Overseas doctors lured to Britain to help save the NHS are running into bureaucracy when they arrive, leaving them unable to work as hospital waiting lists lengthen.

Foreign doctors appointed to hospital posts are being prevented from taking up the jobs by Home Office delays in issuing work permits.

A consultant neurologist from Libya appointed to a post at the North Staffordshire Hospital NHS Trust in Stoke-on-Trent from 1 January is still "twiddling her thumbs" more than two months later, while waiting for the Home Office to issue her with a permit. Doctors at the trust estimate at least a dozen patients a week are having appointments cancelled while the post remains unfilled.

Heba al-Zawawi, 42, won the job in open competition in mid-December. But when she contacted the Home Office's immigration department in Croydon, south London, she was told there was an 8-12 week wait for a permit.

"I asked them, 'Was there not a priority for NHS staff?' I was told the only priority was if I wanted my passport back to travel home. They said they didn't recognise any other priority because there were so many other people in the same boat. There were many others who were doctors, they said."

Last week, the Government stepped up its recruitment campaign by dispatching the heart transplant pioneer Sir Magdi Yacoub on a global search for 450 consultants. Sir Magdi will offer consultants deals worth up to £100,000 a year. Alan Milburn, the Secretary of State for Health, has set a target of 1,000 doctors and 2,000 nurses to be found abroad.

The British Medical Association, which has an international department to assist overseas doctors, said the Home Office was "extremely slow" at dealing with cases involving work permits. A spokesman said: "It seems ridiculous this process takes so long at a time when the NHS desperately needs more doctors and the Government is actively recruiting abroad."

Dr al-Zawawi, who worked in Britain in 1987-94 after qualifying as a doctor in Libya, is a member of the Royal College of Physicians and the BMA and speaks fluent English. Since 1 January she has been going to the neurology department of North Staffordshire Hospital every day, but is forbidden from working by law and has been living on her savings.

She said that as a Muslim she normally shunned publicity, but had decided to speak out because of her embarrassment at inconveniencing the NHS. "The people who employed me have suffered by giving me this job. I have always felt the NHS was a model for other countries.

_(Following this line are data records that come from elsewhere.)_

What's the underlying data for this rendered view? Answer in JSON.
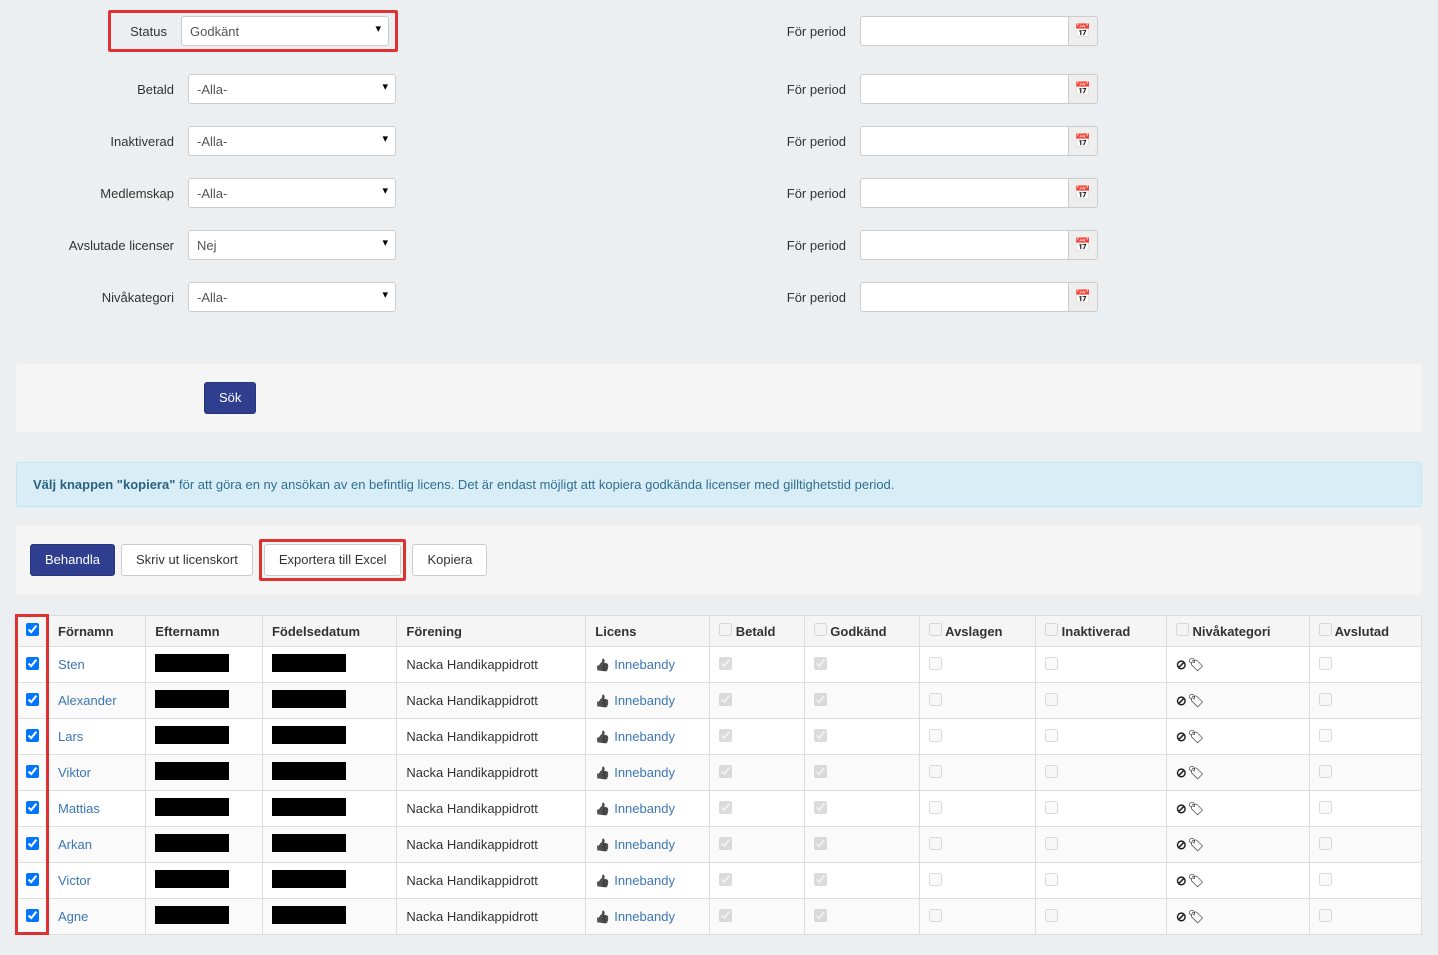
{
  "filters": {
    "status": {
      "label": "Status",
      "value": "Godkänt"
    },
    "betald": {
      "label": "Betald",
      "value": "-Alla-"
    },
    "inaktiverad": {
      "label": "Inaktiverad",
      "value": "-Alla-"
    },
    "medlemskap": {
      "label": "Medlemskap",
      "value": "-Alla-"
    },
    "avslutade": {
      "label": "Avslutade licenser",
      "value": "Nej"
    },
    "nivakategori": {
      "label": "Nivåkategori",
      "value": "-Alla-"
    },
    "period_label": "För period"
  },
  "buttons": {
    "search": "Sök",
    "behandla": "Behandla",
    "skriv_ut": "Skriv ut licenskort",
    "export": "Exportera till Excel",
    "kopiera": "Kopiera"
  },
  "alert": {
    "bold": "Välj knappen \"kopiera\"",
    "rest": " för att göra en ny ansökan av en befintlig licens. Det är endast möjligt att kopiera godkända licenser med gilltighetstid period."
  },
  "table": {
    "headers": {
      "fornamn": "Förnamn",
      "efternamn": "Efternamn",
      "fodelsedatum": "Födelsedatum",
      "forening": "Förening",
      "licens": "Licens",
      "betald": "Betald",
      "godkand": "Godkänd",
      "avslagen": "Avslagen",
      "inaktiverad": "Inaktiverad",
      "nivakategori": "Nivåkategori",
      "avslutad": "Avslutad"
    },
    "rows": [
      {
        "fornamn": "Sten",
        "forening": "Nacka Handikappidrott",
        "licens": "Innebandy",
        "betald": true,
        "godkand": true,
        "avslagen": false,
        "inaktiverad": false,
        "avslutad": false
      },
      {
        "fornamn": "Alexander",
        "forening": "Nacka Handikappidrott",
        "licens": "Innebandy",
        "betald": true,
        "godkand": true,
        "avslagen": false,
        "inaktiverad": false,
        "avslutad": false
      },
      {
        "fornamn": "Lars",
        "forening": "Nacka Handikappidrott",
        "licens": "Innebandy",
        "betald": true,
        "godkand": true,
        "avslagen": false,
        "inaktiverad": false,
        "avslutad": false
      },
      {
        "fornamn": "Viktor",
        "forening": "Nacka Handikappidrott",
        "licens": "Innebandy",
        "betald": true,
        "godkand": true,
        "avslagen": false,
        "inaktiverad": false,
        "avslutad": false
      },
      {
        "fornamn": "Mattias",
        "forening": "Nacka Handikappidrott",
        "licens": "Innebandy",
        "betald": true,
        "godkand": true,
        "avslagen": false,
        "inaktiverad": false,
        "avslutad": false
      },
      {
        "fornamn": "Arkan",
        "forening": "Nacka Handikappidrott",
        "licens": "Innebandy",
        "betald": true,
        "godkand": true,
        "avslagen": false,
        "inaktiverad": false,
        "avslutad": false
      },
      {
        "fornamn": "Victor",
        "forening": "Nacka Handikappidrott",
        "licens": "Innebandy",
        "betald": true,
        "godkand": true,
        "avslagen": false,
        "inaktiverad": false,
        "avslutad": false
      },
      {
        "fornamn": "Agne",
        "forening": "Nacka Handikappidrott",
        "licens": "Innebandy",
        "betald": true,
        "godkand": true,
        "avslagen": false,
        "inaktiverad": false,
        "avslutad": false
      }
    ]
  }
}
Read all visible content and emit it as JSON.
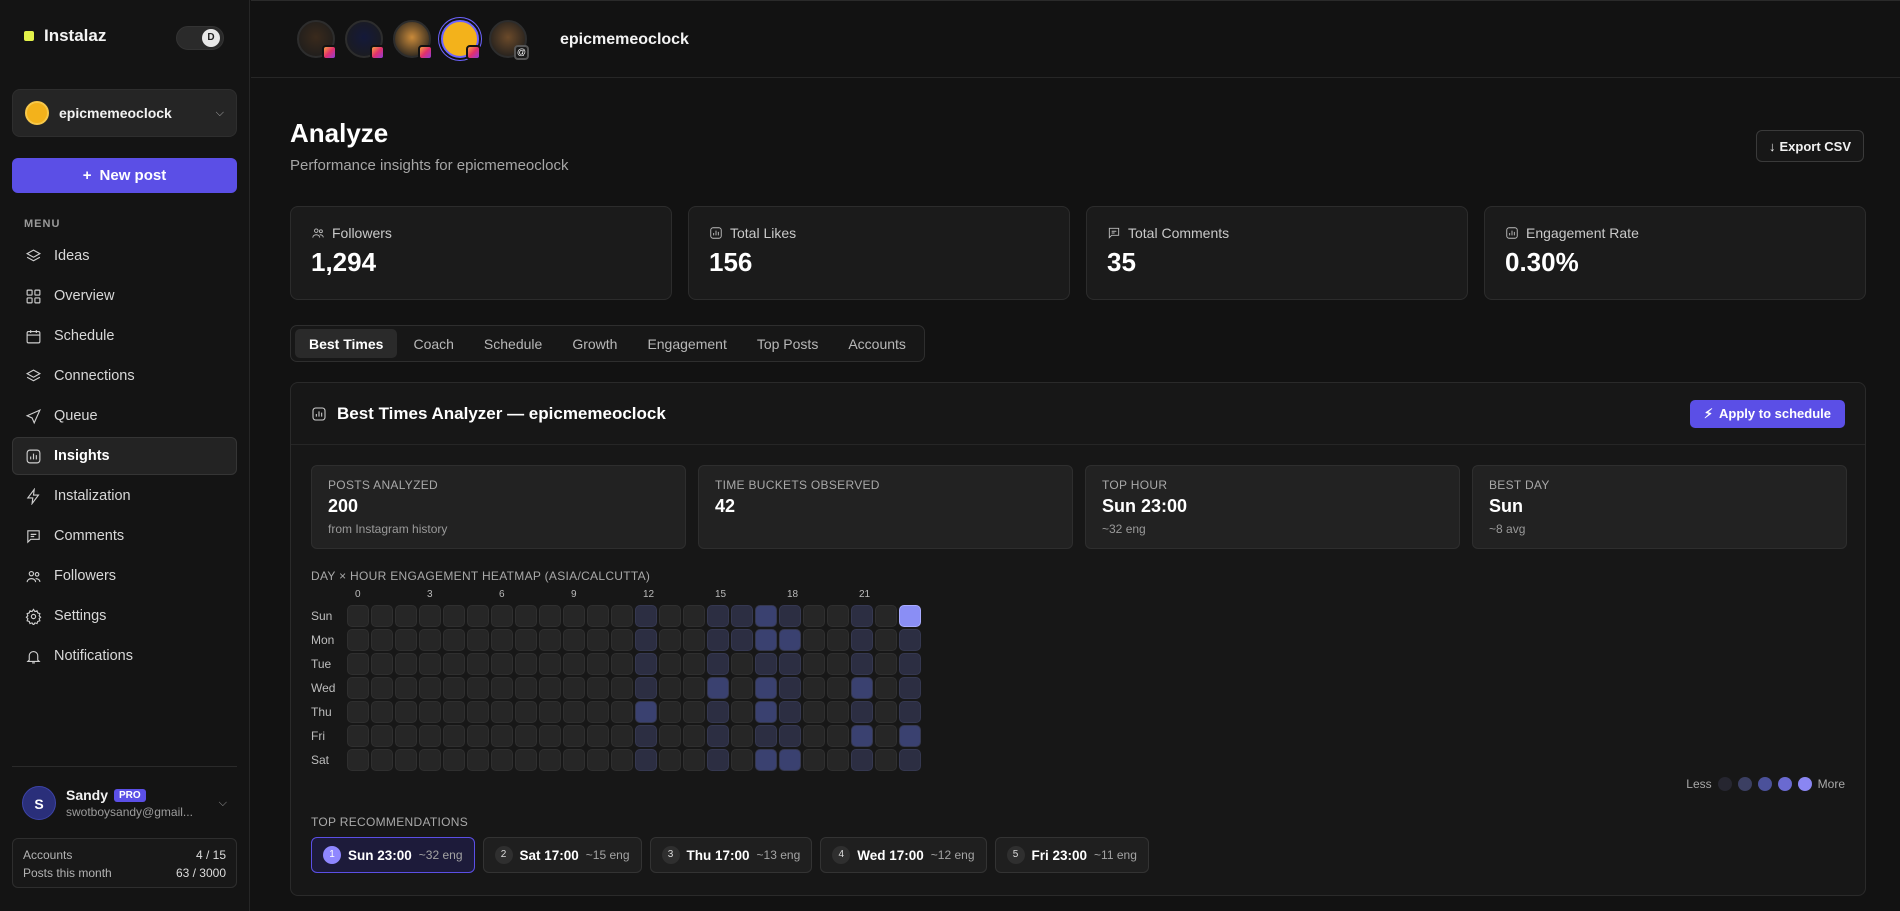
{
  "app": {
    "name": "Instalaz",
    "theme_toggle": "D"
  },
  "account_selector": {
    "name": "epicmemeoclock"
  },
  "new_post_label": "New post",
  "menu_label": "MENU",
  "nav": [
    {
      "label": "Ideas",
      "icon": "layers-icon",
      "active": false
    },
    {
      "label": "Overview",
      "icon": "grid-icon",
      "active": false
    },
    {
      "label": "Schedule",
      "icon": "calendar-icon",
      "active": false
    },
    {
      "label": "Connections",
      "icon": "layers-icon",
      "active": false
    },
    {
      "label": "Queue",
      "icon": "send-icon",
      "active": false
    },
    {
      "label": "Insights",
      "icon": "chart-icon",
      "active": true
    },
    {
      "label": "Instalization",
      "icon": "bolt-icon",
      "active": false
    },
    {
      "label": "Comments",
      "icon": "comment-icon",
      "active": false
    },
    {
      "label": "Followers",
      "icon": "users-icon",
      "active": false
    },
    {
      "label": "Settings",
      "icon": "gear-icon",
      "active": false
    },
    {
      "label": "Notifications",
      "icon": "bell-icon",
      "active": false
    }
  ],
  "user": {
    "initial": "S",
    "name": "Sandy",
    "plan": "PRO",
    "email": "swotboysandy@gmail..."
  },
  "usage": {
    "accounts_label": "Accounts",
    "accounts_value": "4 / 15",
    "posts_label": "Posts this month",
    "posts_value": "63 / 3000"
  },
  "topbar": {
    "accounts": [
      {
        "name": "tiger",
        "color": "#3a2a1c",
        "badge": "instagram"
      },
      {
        "name": "crest",
        "color": "#14193a",
        "badge": "instagram"
      },
      {
        "name": "cartoon",
        "color": "#c98a3a",
        "badge": "instagram"
      },
      {
        "name": "epicmemeoclock",
        "color": "#f3b21b",
        "badge": "instagram",
        "selected": true
      },
      {
        "name": "lion",
        "color": "#6b4a2a",
        "badge": "threads"
      }
    ],
    "current_account": "epicmemeoclock"
  },
  "page": {
    "title": "Analyze",
    "subtitle": "Performance insights for epicmemeoclock",
    "export_label": "Export CSV"
  },
  "stats": [
    {
      "label": "Followers",
      "value": "1,294",
      "icon": "users-icon"
    },
    {
      "label": "Total Likes",
      "value": "156",
      "icon": "chart-icon"
    },
    {
      "label": "Total Comments",
      "value": "35",
      "icon": "comment-icon"
    },
    {
      "label": "Engagement Rate",
      "value": "0.30%",
      "icon": "chart-icon"
    }
  ],
  "tabs": [
    "Best Times",
    "Coach",
    "Schedule",
    "Growth",
    "Engagement",
    "Top Posts",
    "Accounts"
  ],
  "active_tab": "Best Times",
  "panel": {
    "title": "Best Times Analyzer — epicmemeoclock",
    "apply_label": "Apply to schedule"
  },
  "metrics": [
    {
      "label": "POSTS ANALYZED",
      "value": "200",
      "note": "from Instagram history"
    },
    {
      "label": "TIME BUCKETS OBSERVED",
      "value": "42",
      "note": ""
    },
    {
      "label": "TOP HOUR",
      "value": "Sun 23:00",
      "note": "~32 eng"
    },
    {
      "label": "BEST DAY",
      "value": "Sun",
      "note": "~8 avg"
    }
  ],
  "heatmap": {
    "title": "DAY × HOUR ENGAGEMENT HEATMAP (ASIA/CALCUTTA)",
    "hour_labels": [
      "0",
      "3",
      "6",
      "9",
      "12",
      "15",
      "18",
      "21"
    ],
    "days": [
      "Sun",
      "Mon",
      "Tue",
      "Wed",
      "Thu",
      "Fri",
      "Sat"
    ],
    "levels": [
      [
        0,
        0,
        0,
        0,
        0,
        0,
        0,
        0,
        0,
        0,
        0,
        0,
        1,
        0,
        0,
        1,
        1,
        2,
        1,
        0,
        0,
        1,
        0,
        4
      ],
      [
        0,
        0,
        0,
        0,
        0,
        0,
        0,
        0,
        0,
        0,
        0,
        0,
        1,
        0,
        0,
        1,
        1,
        2,
        2,
        0,
        0,
        1,
        0,
        1
      ],
      [
        0,
        0,
        0,
        0,
        0,
        0,
        0,
        0,
        0,
        0,
        0,
        0,
        1,
        0,
        0,
        1,
        0,
        1,
        1,
        0,
        0,
        1,
        0,
        1
      ],
      [
        0,
        0,
        0,
        0,
        0,
        0,
        0,
        0,
        0,
        0,
        0,
        0,
        1,
        0,
        0,
        2,
        0,
        2,
        1,
        0,
        0,
        2,
        0,
        1
      ],
      [
        0,
        0,
        0,
        0,
        0,
        0,
        0,
        0,
        0,
        0,
        0,
        0,
        2,
        0,
        0,
        1,
        0,
        2,
        1,
        0,
        0,
        1,
        0,
        1
      ],
      [
        0,
        0,
        0,
        0,
        0,
        0,
        0,
        0,
        0,
        0,
        0,
        0,
        1,
        0,
        0,
        1,
        0,
        1,
        1,
        0,
        0,
        2,
        0,
        2
      ],
      [
        0,
        0,
        0,
        0,
        0,
        0,
        0,
        0,
        0,
        0,
        0,
        0,
        1,
        0,
        0,
        1,
        0,
        2,
        2,
        0,
        0,
        1,
        0,
        1
      ]
    ],
    "level_colors": [
      "#262626",
      "#2c2e42",
      "#3a4170",
      "#5a61b8",
      "#8a8ef5"
    ],
    "legend_less": "Less",
    "legend_more": "More",
    "legend_colors": [
      "#262630",
      "#3b3f62",
      "#4b519a",
      "#6a6ad0",
      "#8a86f2"
    ]
  },
  "recommendations": {
    "title": "TOP RECOMMENDATIONS",
    "items": [
      {
        "rank": "1",
        "slot": "Sun 23:00",
        "eng": "~32 eng"
      },
      {
        "rank": "2",
        "slot": "Sat 17:00",
        "eng": "~15 eng"
      },
      {
        "rank": "3",
        "slot": "Thu 17:00",
        "eng": "~13 eng"
      },
      {
        "rank": "4",
        "slot": "Wed 17:00",
        "eng": "~12 eng"
      },
      {
        "rank": "5",
        "slot": "Fri 23:00",
        "eng": "~11 eng"
      }
    ]
  }
}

I hate to see this happen."

Simon Ellis, clinical director of neurosciences at North Staffordshire Hospital, said he had written to the Home Office on 2 January and to Alan Milburn on 4 January but had received no reply.

He said: "She has kindly come all the way from Libya to get more experience and to help the NHS and she cannot work. This is not isolated. The Home Office have a pile of people who are not being processed because of bureaucratic incompetence. There is a lack of joined-up government and it's embarrassing."

A spokesman for the Home Office said: "The vast majority of applicants for medical posts would have come by another route, after applying for a work permit in their home country."